Sparer können die Inflation im besten Fall ausgleichen, wenn sie ihr Geld beispielsweise in kurz- oder langfristigen Festgeldern anlegen. Die aktuellen Inflationszahlen reichen in den größten EU-Märkten von 0,79 Prozent in Italien bis zu 1,17 Prozent in Frankreich, 1,49 Prozent in den Niederlanden und 2,0 Prozent in Deutschland und Spanien. So nähert sich die Inflationsrate allmählich dem selbst gesteckten Ziel der EZB um die zwei Prozent. Dabei wird erwartet, dass sie im Laufe des Jahres weiter steigen – hierzuland laut EZB-Direktorin Isabel Schnabel sogar auf mehr als drei Prozent.

Die lange Sicht: Da die jahrelange Niedrigzinspolitik nicht die notwendigen Impulse setzen konnte, diskutiert die EZB derzeit, ob eine Anhebung des Inflationsziels helfen könnte, die Zinsen wieder nach oben zu treiben.

Zinsstarre: Deutsche Großbanken und beste Sparzinsen bleiben standhaft

• In Deutschland, Spanien, Belgien, den Niederlanden und Irland blieben die Zinsen für Top-Angebote auf dem Niveau des Vormonats.
• Die besten verfügbaren Zinsen veränderten sich lediglich in Österreich, Frankreich, Italien, Schweden und Norwegen.
• Frankreich, Italien, Norwegen und Schweden verzeichneten einen Rückgang bei den Top-Angeboten.
• In sieben Märkten – darunter Deutschland – beträgt der Unterschied zwischen den Top-Angeboten und den Angeboten der größten Banken mehr als ein halbes Prozent, in Schweden sogar über einem Prozent.

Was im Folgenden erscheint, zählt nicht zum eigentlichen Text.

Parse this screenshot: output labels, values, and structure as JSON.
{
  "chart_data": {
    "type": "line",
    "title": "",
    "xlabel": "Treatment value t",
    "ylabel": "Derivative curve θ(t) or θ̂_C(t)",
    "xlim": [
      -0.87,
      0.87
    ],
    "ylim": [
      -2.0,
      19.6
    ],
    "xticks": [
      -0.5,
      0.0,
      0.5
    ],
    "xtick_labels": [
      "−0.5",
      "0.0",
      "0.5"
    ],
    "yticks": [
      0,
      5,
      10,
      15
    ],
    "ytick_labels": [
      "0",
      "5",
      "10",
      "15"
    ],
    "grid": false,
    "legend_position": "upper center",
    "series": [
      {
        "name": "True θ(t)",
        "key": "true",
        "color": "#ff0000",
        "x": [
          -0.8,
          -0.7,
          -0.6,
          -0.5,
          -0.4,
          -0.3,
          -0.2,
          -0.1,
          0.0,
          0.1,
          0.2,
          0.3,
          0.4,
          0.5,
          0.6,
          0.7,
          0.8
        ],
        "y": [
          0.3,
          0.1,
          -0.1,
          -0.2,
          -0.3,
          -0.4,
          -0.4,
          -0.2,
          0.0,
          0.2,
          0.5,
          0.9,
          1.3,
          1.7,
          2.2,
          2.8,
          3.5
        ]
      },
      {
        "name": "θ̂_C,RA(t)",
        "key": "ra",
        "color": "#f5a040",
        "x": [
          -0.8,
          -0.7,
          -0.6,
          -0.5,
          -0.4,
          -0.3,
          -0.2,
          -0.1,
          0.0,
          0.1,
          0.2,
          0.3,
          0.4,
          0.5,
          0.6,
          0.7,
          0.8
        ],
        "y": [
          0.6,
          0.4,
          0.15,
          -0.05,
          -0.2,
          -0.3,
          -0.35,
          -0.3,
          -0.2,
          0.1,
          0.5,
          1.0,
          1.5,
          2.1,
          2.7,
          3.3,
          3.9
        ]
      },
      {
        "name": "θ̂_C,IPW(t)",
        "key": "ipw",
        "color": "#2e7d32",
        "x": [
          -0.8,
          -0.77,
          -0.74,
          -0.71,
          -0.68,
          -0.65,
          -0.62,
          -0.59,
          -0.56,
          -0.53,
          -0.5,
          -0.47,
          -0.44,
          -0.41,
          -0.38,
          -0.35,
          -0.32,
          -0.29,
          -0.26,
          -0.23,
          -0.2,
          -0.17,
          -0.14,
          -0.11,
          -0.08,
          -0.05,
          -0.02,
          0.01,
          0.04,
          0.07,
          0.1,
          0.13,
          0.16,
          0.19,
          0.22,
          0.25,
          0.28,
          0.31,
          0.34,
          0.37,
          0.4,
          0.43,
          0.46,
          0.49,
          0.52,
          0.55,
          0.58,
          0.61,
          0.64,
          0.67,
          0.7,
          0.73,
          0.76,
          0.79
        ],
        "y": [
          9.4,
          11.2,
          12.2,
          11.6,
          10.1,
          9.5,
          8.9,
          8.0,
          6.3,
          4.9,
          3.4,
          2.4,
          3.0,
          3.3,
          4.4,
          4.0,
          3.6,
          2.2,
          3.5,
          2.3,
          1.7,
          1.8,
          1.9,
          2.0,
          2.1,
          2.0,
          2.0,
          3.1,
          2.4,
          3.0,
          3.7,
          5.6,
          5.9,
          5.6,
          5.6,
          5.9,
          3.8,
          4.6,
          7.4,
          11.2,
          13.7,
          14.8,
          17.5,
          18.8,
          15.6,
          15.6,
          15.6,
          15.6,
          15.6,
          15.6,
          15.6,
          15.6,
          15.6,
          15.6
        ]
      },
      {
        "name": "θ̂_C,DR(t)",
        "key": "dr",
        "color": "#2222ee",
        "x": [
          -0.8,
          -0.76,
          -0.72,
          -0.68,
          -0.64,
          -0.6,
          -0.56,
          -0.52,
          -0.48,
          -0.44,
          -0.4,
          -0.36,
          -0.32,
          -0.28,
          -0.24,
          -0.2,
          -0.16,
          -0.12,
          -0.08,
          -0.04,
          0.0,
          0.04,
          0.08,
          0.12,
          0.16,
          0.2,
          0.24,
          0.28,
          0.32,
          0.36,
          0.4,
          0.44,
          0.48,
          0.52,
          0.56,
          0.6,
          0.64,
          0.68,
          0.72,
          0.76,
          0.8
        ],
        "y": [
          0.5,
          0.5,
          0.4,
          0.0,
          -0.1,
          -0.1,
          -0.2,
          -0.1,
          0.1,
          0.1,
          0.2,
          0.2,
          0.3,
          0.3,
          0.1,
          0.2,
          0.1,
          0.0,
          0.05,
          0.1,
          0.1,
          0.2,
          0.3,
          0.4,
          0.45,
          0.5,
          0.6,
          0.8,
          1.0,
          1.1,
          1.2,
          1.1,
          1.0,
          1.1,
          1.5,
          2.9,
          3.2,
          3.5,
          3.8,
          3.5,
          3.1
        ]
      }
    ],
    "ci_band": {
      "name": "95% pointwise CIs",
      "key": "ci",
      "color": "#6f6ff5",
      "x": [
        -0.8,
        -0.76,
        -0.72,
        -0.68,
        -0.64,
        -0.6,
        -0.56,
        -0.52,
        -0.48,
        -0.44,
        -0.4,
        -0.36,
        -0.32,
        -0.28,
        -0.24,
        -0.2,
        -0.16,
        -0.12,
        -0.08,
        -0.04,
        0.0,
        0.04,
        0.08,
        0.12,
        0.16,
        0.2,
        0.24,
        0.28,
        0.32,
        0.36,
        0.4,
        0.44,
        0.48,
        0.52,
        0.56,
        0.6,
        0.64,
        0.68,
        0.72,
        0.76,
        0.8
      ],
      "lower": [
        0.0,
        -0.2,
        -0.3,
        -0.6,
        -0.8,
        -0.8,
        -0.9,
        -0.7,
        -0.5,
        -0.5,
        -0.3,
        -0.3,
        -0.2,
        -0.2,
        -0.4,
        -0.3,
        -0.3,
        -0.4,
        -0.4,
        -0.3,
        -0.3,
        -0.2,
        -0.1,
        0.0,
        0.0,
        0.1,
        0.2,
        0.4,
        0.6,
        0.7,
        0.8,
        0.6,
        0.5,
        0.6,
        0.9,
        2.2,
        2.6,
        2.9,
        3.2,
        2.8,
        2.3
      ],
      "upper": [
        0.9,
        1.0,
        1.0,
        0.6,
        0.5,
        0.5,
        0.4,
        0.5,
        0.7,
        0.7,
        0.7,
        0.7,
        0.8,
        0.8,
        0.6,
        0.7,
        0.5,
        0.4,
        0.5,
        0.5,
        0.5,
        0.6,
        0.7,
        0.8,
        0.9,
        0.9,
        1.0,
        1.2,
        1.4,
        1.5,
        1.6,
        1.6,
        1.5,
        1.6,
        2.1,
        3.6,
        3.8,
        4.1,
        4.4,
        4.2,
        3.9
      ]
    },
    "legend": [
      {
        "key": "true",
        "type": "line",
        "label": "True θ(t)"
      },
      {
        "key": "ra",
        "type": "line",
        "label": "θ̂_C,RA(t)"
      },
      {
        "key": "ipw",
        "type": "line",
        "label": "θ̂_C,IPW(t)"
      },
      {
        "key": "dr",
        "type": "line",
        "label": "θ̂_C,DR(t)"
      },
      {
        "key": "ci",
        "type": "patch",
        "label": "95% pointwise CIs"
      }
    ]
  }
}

Auf Tuchfühlung: 1-jährige vs. 3-jährige Festgelder nähern sich immer stärker an

Der Unterschied zwischen 1- und 3-jährigen Festgeldern bei den Top-Angeboten bleibt gering. In Deutschland und Irland beträgt er weniger als 0,1 Prozent und in den Niederlanden, dem Vereinigten Königreich, Österreich, Polen und Norwegen weniger als 0,3 Prozent. Frankreich und Italien sind die Ausreißer. Hier sind die Zinsen für 3-jährige Festgelder um mehr als 0,4 Prozent höher als die Zinsen für 1-jährige.

• Die Top-Zinsen für 3-jähriges Festgeld sind in Deutschland marginal um rund 0,017 Prozent gefallen. So nähern sich die Laufzeiten im Zins nahezu an mit einer Differenz von nur noch 0,066 Prozent.
• Lediglich im Vereinigten Königreich und in Österreich stiegen die Zinsen im Vergleich zum Vormonat leicht.
• Dagegen fallen in Frankreich die Top-Zinsen für beide Anlagehorizonte.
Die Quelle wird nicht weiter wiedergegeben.